BACKGROUND CONTEXT: IDD is one of the main factors causing chronic LBP and disability, which seriously affects the quality of life of patients and brings heavy social and economic burden. At present, conservative treatment and surgical methods have limitations, which can not reverse the disease process. In recent years, sEVs as a new type of intercellular communication medium have attracted extensive attention. SEVs have low immunogenicity, good biocompatibility and stability, and can delay or reverse intervertebral disc degeneration by regulating the synthesis of extracellular matrix, inhibiting apoptosis and inflammatory reaction. Compared with cell therapy, SEVs not only retains the therapeutic effect, but also avoids the problems of immune rejection and microenvironment limitation, showing broad application prospects in the treatment of intervertebral disc degeneration. PURPOSE: This study systematically reviewed and analysed the progress of preclinical studies on the application of exosomes for the treatment of IDD to provide evidence for future studies. Study Design: This study is performed as a systematic review and meta-analysis. Methods: The following databases were extensively searched to identify relevant studies: PubMed, Embase, The Cochrane Library and Web of Science. Two trained researchers independently screened the literature, extracted data and assessed the quality of the literature.
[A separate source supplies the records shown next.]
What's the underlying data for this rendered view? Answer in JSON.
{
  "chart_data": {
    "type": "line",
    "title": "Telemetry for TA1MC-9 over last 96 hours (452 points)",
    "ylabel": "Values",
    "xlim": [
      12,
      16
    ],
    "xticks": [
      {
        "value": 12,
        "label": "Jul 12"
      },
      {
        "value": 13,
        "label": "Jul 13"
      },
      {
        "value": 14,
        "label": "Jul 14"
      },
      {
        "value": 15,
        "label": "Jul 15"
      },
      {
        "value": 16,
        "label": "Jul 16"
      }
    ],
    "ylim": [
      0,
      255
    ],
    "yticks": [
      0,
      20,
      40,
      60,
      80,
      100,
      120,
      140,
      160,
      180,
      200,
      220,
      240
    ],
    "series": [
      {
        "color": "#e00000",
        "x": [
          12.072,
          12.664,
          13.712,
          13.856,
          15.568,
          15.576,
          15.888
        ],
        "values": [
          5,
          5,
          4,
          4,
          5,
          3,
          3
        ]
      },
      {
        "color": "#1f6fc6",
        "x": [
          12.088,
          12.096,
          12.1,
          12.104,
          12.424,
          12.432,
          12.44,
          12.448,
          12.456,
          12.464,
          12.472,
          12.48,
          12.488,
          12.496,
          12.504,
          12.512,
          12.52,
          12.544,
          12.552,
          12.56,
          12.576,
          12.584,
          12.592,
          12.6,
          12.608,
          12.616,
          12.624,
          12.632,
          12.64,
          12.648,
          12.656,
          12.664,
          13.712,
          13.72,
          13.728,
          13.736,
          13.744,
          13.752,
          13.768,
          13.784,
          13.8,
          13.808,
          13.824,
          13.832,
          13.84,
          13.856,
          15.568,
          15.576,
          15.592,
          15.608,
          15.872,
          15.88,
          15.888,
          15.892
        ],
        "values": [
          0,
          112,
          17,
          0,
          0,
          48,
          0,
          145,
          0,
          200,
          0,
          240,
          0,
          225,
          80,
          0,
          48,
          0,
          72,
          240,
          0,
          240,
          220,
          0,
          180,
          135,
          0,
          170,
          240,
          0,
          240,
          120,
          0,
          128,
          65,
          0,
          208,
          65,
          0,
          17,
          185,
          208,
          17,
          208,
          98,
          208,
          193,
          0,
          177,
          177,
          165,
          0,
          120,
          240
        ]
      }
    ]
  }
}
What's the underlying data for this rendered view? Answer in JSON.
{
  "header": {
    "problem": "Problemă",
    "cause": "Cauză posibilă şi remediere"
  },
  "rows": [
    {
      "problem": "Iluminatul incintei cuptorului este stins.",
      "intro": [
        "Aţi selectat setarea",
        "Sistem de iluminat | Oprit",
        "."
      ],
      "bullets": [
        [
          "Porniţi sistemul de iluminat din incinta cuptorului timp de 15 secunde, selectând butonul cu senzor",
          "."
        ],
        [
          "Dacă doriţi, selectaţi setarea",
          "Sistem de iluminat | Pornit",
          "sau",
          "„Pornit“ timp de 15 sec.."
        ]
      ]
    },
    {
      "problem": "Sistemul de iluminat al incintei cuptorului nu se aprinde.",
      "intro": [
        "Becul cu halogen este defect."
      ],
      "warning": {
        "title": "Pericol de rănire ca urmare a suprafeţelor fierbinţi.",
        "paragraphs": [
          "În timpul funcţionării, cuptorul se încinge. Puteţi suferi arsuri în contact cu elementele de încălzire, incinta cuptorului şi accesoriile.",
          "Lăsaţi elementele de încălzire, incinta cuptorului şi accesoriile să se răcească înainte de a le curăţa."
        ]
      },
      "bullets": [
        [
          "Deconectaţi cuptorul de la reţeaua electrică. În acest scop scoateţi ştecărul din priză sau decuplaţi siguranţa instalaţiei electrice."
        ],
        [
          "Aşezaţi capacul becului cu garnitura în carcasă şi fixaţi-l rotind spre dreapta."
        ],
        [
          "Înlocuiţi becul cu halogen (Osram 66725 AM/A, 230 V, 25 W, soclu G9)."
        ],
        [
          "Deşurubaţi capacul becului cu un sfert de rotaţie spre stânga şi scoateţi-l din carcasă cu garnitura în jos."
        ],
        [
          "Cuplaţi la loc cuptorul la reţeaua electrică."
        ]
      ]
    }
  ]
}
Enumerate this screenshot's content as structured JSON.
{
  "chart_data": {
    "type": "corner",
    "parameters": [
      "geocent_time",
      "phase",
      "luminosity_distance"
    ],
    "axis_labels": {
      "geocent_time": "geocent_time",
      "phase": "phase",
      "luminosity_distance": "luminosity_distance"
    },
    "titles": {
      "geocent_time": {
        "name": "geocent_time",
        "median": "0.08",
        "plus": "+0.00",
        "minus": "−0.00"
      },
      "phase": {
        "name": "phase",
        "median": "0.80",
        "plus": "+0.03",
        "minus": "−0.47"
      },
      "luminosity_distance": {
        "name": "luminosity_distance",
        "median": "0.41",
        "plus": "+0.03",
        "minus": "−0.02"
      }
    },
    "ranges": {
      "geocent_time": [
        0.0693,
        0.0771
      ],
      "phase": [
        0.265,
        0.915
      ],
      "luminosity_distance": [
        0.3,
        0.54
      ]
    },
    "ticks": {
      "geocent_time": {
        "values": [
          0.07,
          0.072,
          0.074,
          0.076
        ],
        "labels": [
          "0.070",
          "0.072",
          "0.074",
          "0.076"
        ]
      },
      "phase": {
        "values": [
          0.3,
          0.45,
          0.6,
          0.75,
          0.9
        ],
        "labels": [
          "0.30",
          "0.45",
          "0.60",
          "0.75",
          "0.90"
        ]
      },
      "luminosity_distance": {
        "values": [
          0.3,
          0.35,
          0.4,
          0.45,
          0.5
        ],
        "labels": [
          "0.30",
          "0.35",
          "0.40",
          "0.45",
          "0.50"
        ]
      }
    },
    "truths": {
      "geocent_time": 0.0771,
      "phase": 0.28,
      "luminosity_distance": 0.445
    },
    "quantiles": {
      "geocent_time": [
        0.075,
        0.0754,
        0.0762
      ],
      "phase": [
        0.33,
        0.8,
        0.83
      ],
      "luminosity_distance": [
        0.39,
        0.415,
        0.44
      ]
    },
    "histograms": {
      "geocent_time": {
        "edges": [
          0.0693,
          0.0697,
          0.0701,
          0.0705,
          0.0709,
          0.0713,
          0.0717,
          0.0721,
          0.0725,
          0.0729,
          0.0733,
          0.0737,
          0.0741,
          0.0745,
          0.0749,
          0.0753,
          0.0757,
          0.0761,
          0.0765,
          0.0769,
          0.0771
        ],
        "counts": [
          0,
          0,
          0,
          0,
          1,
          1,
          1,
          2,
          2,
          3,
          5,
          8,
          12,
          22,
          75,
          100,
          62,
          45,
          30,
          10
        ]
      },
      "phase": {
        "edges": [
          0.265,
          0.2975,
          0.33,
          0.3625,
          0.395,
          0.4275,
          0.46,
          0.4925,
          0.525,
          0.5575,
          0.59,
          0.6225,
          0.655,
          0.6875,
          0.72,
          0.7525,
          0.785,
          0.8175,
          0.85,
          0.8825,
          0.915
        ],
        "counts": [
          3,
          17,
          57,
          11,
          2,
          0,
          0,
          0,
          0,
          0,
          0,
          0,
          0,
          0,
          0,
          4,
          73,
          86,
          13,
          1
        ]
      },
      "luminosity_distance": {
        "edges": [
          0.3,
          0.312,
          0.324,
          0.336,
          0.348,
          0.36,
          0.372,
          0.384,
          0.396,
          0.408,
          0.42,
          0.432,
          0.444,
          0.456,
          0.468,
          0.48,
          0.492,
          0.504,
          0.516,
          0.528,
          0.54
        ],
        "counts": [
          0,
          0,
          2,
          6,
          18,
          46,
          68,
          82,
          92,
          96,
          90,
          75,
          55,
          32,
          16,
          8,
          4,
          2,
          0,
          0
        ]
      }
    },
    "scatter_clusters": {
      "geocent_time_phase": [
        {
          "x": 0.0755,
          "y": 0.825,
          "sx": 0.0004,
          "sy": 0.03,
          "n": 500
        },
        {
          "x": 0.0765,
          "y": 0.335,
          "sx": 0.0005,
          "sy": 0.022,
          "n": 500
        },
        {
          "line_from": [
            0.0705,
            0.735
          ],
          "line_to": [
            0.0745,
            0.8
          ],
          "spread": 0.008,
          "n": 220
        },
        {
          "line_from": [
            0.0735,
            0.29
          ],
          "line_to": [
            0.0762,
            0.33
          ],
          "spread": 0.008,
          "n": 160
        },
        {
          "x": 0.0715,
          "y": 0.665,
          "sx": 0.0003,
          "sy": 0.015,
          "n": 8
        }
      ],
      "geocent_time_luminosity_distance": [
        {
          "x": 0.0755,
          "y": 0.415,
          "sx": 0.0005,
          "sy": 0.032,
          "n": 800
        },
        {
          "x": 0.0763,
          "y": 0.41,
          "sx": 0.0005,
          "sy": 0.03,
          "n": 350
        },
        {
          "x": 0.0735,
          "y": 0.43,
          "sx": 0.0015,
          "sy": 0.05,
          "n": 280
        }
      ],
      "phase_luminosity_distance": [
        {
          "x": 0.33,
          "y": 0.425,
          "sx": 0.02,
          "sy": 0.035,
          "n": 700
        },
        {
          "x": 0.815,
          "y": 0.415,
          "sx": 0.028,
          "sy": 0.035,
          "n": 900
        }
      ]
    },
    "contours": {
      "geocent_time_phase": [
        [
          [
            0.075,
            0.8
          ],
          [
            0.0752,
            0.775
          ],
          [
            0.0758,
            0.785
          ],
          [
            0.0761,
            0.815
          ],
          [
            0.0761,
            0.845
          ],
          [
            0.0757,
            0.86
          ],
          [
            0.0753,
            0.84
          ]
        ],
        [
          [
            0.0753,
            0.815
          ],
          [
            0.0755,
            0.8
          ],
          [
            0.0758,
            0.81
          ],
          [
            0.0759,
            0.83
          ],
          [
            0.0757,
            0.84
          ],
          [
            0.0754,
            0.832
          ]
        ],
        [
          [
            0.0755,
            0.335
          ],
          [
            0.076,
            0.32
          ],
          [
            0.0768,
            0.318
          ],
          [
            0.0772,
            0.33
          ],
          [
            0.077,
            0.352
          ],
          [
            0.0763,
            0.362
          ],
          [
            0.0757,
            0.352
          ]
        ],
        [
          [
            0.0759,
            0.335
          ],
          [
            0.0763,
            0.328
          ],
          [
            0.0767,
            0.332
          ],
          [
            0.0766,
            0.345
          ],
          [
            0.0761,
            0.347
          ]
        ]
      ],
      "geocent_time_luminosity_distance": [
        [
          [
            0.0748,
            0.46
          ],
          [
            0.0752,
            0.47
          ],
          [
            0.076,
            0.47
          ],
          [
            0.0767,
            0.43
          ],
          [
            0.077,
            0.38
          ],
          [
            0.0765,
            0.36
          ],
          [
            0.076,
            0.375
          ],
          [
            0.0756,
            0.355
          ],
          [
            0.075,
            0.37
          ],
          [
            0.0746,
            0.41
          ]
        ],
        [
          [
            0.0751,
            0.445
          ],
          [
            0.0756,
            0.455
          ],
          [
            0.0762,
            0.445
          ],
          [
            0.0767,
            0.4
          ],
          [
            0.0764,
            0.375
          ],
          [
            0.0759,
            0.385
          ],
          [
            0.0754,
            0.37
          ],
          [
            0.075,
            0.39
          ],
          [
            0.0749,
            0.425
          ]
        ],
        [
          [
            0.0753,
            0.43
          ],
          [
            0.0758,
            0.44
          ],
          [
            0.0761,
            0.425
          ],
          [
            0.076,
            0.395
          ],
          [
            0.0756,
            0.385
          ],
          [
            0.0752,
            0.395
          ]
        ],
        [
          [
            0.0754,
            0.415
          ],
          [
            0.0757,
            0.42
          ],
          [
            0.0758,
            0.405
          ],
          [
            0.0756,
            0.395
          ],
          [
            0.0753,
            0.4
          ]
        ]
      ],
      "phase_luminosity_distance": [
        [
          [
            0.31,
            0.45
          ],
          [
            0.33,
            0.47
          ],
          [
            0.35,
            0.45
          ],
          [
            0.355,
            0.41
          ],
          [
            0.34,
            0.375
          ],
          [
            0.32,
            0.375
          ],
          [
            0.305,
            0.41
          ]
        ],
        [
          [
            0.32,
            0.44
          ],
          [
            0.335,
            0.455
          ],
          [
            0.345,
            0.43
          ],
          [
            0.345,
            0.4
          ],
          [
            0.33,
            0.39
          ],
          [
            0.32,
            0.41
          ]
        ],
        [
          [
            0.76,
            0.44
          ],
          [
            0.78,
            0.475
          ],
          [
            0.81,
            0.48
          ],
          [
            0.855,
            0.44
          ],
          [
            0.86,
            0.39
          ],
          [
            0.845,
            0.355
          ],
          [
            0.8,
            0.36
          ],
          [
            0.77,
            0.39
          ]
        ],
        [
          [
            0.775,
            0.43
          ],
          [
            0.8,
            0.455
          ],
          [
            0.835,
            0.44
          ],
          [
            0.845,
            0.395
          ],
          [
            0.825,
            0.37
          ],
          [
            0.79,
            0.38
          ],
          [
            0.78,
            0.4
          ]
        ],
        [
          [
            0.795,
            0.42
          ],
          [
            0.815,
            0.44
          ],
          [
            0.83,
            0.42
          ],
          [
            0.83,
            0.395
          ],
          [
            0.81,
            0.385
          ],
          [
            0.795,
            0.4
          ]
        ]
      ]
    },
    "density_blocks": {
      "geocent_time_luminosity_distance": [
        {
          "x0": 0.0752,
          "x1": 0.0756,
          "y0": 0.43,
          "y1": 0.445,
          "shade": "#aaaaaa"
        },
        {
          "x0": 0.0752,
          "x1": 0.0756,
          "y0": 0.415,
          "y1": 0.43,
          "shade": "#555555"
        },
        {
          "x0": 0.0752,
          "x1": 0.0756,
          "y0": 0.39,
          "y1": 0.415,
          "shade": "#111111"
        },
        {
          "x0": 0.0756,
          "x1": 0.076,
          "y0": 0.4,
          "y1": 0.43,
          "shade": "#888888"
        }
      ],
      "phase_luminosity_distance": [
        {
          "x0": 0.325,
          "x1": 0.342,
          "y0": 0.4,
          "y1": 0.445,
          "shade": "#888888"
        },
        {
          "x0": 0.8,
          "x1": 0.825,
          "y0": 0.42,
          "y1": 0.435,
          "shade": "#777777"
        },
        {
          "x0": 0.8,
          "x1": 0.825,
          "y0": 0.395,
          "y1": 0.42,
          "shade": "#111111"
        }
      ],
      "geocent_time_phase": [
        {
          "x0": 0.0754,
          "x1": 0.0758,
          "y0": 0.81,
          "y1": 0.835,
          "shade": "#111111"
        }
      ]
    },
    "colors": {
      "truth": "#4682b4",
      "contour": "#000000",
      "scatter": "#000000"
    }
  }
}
Further data processing of the collected studies was performed using Review Manager 5.4 and R version 4.1.1 software. Results: A total of 27 animal studies were analysed in this study and all included studies were randomised controlled trials. This study suggests that the best efficacy of transplantation therapy is achieved by selecting cell line-derived sEVs in the early stages of IDD, 4W may be the optimal treatment cycle for imaging improvement, and 8W may be the optimal treatment cycle at the cellular-molecular level. Conclusions: The present study demonstrated that cellular sEVs can effectively improve disc height index (DHI) and magnetic resonance(MR) grading as well as hematoxylin-eosin staining(HE) grading in a mouse model of IDD. Therefore sEVs have a promising future in preclinical studies for the treatment of IDD, especially for the improvement of myeloid cells, with potential for further research as well as clinical translation.